A esa contención le sigue, como un relámpago, la voz desbordada de Álvaro de Campos. Si Caeiro es el campo y Reis el templo, Campos es la ciudad. Es el alma que arde, el cuerpo que corre, el yo que se desborda. Ingeniero de profesión, poeta del exceso, su voz es un torrente que arrastra todo a su paso. Ama la velocidad, el ruido, el vértigo. Pero también conoce el abismo del cansancio, la náusea de existir. Campos quiere sentirlo todo, vivirlo todo, romperse en mil pedazos. Es el grito moderno, el yo que se agota, que se busca sin encontrarse. En él, Pessoa explora la conciencia como tormenta.
Y cuando la tormenta se disipa, queda el murmullo. Ese murmullo encarnado en Bernardo Soares, el contable de Lisboa que escribe como quien respira. No es un heterónimo completo, sino una sombra del propio Pessoa. Su prosa es un diario sin fechas, una meditación sin consuelo. El libro del desasosiego no cuenta una historia: la disuelve. Soares no busca sentido: lo describe. Su escritura es una habitación en penumbra donde cada pensamiento es una mota de polvo flotando en la luz. En él, Pessoa se acerca a sí mismo como quien se asoma a un espejo empañado.
Así, de voz en voz, Pessoa construye una filosofía encarnada. La creación de dichos heterónimos no es un juego literario, sino una declaración ontológica: el yo no es una unidad, sino una pluralidad. Su obra es una sinfonía de identidades, una coreografía de voces que se contradicen, se ignoran, se admiran. En un mundo que exige coherencia, él responde con multiplicidad. Su literatura dialoga con Nietzsche que también desconfió del sujeto como centro estable y coherente de la experiencia, y con Kierkegaard, que escribió bajo máscaras para explorar distintas formas de existir. Pessoa anticipa la posmodernidad, pero lo hace con una melancolía antigua, como si cada fragmento suyo llevara el eco de algo que ya se ha perdido.

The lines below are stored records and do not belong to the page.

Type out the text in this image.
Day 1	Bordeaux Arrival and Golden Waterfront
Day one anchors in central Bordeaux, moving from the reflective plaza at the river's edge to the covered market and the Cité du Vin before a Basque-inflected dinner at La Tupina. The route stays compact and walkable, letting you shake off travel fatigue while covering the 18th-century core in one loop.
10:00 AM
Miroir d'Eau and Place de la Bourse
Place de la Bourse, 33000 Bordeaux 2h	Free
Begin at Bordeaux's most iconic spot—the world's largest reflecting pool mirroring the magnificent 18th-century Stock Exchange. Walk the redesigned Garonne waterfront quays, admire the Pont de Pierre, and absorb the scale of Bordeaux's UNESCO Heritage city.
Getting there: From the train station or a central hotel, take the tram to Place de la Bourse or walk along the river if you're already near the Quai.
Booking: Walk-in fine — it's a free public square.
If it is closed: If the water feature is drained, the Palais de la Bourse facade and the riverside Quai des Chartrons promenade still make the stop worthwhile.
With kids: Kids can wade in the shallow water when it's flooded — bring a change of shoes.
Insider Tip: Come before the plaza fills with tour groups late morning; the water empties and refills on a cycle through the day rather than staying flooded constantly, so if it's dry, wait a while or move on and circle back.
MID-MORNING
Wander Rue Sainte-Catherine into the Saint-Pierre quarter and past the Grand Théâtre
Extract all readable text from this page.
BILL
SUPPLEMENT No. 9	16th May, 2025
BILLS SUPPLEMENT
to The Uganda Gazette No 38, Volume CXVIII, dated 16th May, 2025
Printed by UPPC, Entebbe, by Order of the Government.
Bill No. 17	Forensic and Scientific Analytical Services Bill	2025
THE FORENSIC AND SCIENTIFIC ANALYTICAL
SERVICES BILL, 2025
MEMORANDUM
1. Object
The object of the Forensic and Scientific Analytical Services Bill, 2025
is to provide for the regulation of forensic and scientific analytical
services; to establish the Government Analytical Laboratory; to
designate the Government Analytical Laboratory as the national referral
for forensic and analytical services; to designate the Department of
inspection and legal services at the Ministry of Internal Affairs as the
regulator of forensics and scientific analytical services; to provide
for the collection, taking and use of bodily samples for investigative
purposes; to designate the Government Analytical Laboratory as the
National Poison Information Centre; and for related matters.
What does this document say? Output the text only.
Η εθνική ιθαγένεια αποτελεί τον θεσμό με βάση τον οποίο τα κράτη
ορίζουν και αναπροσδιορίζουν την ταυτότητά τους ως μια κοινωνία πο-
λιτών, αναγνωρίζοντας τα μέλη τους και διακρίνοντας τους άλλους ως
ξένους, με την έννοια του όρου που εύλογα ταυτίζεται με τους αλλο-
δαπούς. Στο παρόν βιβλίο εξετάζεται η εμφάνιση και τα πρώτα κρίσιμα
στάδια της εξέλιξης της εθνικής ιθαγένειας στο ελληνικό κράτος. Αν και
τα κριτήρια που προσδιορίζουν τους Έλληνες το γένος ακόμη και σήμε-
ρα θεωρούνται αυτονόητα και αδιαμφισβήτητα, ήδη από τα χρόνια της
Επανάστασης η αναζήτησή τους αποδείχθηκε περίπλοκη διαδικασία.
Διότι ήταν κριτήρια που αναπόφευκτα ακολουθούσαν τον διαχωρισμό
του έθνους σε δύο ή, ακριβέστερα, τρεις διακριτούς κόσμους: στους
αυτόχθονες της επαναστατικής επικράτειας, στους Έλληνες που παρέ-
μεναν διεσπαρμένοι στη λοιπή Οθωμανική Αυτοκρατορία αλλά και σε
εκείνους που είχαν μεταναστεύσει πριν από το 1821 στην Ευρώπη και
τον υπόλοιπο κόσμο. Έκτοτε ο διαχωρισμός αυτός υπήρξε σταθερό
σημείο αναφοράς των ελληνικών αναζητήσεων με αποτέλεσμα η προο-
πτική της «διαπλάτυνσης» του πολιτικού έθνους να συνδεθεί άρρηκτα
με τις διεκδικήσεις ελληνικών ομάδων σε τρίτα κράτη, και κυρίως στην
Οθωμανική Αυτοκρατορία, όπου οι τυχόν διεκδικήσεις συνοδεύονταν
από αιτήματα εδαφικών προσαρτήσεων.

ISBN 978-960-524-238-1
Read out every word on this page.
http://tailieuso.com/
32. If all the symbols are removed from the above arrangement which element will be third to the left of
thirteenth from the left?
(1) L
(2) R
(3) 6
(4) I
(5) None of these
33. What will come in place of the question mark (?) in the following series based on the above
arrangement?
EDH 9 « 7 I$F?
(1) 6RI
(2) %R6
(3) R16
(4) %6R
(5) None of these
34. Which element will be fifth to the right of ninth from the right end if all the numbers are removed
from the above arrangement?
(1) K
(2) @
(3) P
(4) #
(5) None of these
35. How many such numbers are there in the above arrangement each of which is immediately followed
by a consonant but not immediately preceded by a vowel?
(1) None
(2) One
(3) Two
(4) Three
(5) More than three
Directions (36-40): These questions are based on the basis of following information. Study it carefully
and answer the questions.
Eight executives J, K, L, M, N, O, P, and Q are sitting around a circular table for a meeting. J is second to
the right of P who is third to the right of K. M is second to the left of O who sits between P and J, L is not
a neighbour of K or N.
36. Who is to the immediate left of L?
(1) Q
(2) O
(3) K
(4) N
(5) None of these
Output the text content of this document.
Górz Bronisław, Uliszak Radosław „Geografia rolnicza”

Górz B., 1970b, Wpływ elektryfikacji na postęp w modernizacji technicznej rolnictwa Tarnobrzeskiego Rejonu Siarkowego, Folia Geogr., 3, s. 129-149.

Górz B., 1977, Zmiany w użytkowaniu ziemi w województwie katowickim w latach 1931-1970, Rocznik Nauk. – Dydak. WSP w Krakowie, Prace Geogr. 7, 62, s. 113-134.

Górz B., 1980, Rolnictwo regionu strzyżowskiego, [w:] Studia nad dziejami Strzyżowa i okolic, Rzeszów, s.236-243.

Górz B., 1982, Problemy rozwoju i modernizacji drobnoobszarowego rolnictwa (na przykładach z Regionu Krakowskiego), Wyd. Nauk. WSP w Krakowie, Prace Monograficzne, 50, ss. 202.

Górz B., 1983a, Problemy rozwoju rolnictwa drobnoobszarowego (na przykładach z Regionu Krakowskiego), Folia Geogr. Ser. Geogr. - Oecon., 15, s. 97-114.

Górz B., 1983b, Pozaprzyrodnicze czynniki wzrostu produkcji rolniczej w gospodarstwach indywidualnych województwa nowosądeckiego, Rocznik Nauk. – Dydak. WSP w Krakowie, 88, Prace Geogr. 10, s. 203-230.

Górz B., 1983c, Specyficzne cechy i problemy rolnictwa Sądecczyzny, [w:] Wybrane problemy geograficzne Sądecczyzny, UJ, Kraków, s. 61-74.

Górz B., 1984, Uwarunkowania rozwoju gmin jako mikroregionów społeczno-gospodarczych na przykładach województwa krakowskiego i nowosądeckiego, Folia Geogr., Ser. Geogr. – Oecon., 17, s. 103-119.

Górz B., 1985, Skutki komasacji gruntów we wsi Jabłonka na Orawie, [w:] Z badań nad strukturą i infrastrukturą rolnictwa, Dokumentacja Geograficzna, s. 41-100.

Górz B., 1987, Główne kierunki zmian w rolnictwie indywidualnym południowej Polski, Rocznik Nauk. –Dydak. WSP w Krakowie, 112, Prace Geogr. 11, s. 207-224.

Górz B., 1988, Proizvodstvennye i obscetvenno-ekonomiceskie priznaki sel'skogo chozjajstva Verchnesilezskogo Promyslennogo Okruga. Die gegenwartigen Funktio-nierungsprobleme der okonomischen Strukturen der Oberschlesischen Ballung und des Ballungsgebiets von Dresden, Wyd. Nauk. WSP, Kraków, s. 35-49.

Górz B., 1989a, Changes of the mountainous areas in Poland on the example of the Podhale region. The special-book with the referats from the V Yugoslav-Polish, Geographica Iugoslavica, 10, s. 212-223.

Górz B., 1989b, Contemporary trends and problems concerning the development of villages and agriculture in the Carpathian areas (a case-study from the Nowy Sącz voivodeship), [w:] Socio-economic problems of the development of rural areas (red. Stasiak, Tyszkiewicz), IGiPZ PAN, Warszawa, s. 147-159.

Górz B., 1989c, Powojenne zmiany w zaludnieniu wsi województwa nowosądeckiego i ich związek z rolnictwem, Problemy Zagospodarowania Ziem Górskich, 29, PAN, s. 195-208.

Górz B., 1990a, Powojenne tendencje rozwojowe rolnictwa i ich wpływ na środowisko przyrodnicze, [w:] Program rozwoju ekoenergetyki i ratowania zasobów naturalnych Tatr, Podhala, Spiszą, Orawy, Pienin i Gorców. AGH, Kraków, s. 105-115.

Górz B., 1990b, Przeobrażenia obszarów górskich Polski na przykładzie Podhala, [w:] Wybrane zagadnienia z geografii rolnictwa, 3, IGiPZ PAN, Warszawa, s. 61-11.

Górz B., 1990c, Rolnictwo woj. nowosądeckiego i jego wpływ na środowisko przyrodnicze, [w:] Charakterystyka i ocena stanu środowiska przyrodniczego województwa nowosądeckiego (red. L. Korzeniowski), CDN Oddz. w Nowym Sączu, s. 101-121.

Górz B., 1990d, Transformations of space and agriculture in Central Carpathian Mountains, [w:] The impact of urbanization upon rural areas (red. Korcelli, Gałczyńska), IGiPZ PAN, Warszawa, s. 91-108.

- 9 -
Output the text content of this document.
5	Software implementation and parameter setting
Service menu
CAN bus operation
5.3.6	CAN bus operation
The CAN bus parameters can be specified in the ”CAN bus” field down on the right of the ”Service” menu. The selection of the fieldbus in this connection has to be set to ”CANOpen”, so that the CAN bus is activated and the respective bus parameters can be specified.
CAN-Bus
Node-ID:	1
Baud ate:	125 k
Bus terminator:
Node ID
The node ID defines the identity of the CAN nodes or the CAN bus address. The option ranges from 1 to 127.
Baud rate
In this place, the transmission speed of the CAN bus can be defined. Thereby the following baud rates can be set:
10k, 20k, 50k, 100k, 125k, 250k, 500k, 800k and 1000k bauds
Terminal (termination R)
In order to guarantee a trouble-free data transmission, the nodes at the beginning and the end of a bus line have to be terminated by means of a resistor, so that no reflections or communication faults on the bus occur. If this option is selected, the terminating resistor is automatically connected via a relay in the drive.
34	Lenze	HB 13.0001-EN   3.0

Leer a Pessoa es comprender que su obra no se recorre: se habita; No se entiende: se siente. Al estilo de la filosofía antigua, en lugar de ofrecer respuestas, entrega preguntas envueltas en belleza. Y quizás por eso, en un tiempo donde el “yo” se afana entre pantallas, algoritmos y máscaras sociales, su voz —o sus voces—siguen hablando con una claridad que no proviene de la unidad, sino de la conciencia individual que sabe habitar la pluralidad sin disolverse en ella. solo quien se conoce profundamente puede mirar el mundo desde múltiples ángulos y seguir siendo sí mismo. Que, en el desasosiego, en la contradicción, en la mirada que se desdobla sin romperse, también hay una forma de verdad: no la del que se fragmenta, sino la del que se expande.